I don’t get this logic at all.
 

winstongator

Well-Known Member
I don’t get this logic at all.
They've brought up the Jan-Mar quarter, but the summer has lagged. Whether general travel patterns or things Disney has done has shifted the relative 'down time' quarter from Jan-Mar to Jul-Sept. The overall variation by quarter is roughly constant, except for being down a little in 2015 which was a big attendance year.
 

winstongator

Well-Known Member
I was curious as to how well the domestic attendance percent changes lined up with the TEA data (also what is on wikipedia).

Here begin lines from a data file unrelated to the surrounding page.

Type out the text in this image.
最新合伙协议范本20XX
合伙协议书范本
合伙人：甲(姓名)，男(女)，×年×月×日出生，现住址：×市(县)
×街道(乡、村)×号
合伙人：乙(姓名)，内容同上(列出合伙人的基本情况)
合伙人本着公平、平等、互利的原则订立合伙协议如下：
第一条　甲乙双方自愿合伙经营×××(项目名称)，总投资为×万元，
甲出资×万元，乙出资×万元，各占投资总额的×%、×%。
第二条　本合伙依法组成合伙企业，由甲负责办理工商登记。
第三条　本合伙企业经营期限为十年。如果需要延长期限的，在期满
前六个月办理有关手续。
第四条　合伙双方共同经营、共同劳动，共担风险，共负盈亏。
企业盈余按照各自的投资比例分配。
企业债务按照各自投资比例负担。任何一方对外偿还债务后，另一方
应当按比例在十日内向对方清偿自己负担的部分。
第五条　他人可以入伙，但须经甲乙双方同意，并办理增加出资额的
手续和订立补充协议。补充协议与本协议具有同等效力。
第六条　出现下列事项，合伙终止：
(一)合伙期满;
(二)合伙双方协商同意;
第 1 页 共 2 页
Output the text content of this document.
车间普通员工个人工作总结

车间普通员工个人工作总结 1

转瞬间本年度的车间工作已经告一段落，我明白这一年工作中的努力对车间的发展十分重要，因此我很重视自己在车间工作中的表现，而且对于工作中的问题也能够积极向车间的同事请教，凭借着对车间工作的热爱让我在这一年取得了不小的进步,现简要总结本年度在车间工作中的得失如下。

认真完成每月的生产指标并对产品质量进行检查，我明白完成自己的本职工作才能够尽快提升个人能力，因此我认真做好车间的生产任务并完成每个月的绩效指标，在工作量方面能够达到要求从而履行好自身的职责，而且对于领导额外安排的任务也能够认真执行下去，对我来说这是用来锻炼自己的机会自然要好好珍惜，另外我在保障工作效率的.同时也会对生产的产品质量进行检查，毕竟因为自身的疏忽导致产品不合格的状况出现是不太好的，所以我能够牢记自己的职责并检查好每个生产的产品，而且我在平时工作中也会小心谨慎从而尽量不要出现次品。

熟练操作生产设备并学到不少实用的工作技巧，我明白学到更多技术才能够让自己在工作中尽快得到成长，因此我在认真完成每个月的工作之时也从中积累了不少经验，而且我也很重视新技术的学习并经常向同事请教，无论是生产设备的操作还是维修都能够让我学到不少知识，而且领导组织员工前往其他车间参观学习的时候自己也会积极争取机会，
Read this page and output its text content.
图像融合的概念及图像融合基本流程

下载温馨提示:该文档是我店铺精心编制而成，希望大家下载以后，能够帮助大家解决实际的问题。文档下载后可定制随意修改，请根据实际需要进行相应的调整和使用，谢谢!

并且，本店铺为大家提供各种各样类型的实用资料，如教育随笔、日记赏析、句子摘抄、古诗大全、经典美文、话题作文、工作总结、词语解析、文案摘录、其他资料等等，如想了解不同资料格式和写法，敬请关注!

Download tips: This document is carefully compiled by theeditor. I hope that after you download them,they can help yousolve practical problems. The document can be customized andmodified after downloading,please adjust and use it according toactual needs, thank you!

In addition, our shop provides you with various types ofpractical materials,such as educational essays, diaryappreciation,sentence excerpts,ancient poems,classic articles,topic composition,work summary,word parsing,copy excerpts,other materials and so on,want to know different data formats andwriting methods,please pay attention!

Disney reports fiscal years, while TEA is calendar years, so there's the initial error of not measuring the same thing. However, the percent changes in the TEA data track the annual report data closely. The biggest discrepancy is 2017, but that is likely due to TEA including 3 more months of Pandora driven attendance (Oct-Dec 2017), where Disney's fiscal year ended Sept 30.
 

GoofGoof

Premium Member
I think there’s a disconnect between what people around here have been talking about as “numbers” at WDW being down leading to cost cutting and the numbers reported in a 10Q. The SEC document is always comparing year over year numbers. Attendance is up 4% vs the same quarter last year. Most companies have their own guidance and forecasted numbers for the current year. It’s possible that the forecast was for attendance to be up 6% or 8% vs last year when the actuals came in 4%. So it’s possoble that the numbers were up vs last year as reported in the 10Q and still down vs internal forecast. In my experience most corporate bonus programs are based on actuals vs forecast. If the numbers were slipping vs forecast it makes sense that management would cut costs and belt tighten to try to get closer to targets and of course improve their own bonuses.

The other factor is we don’t have a breakdown of DLR vs WDW. It’s possible CA was driving more of the year over year gains.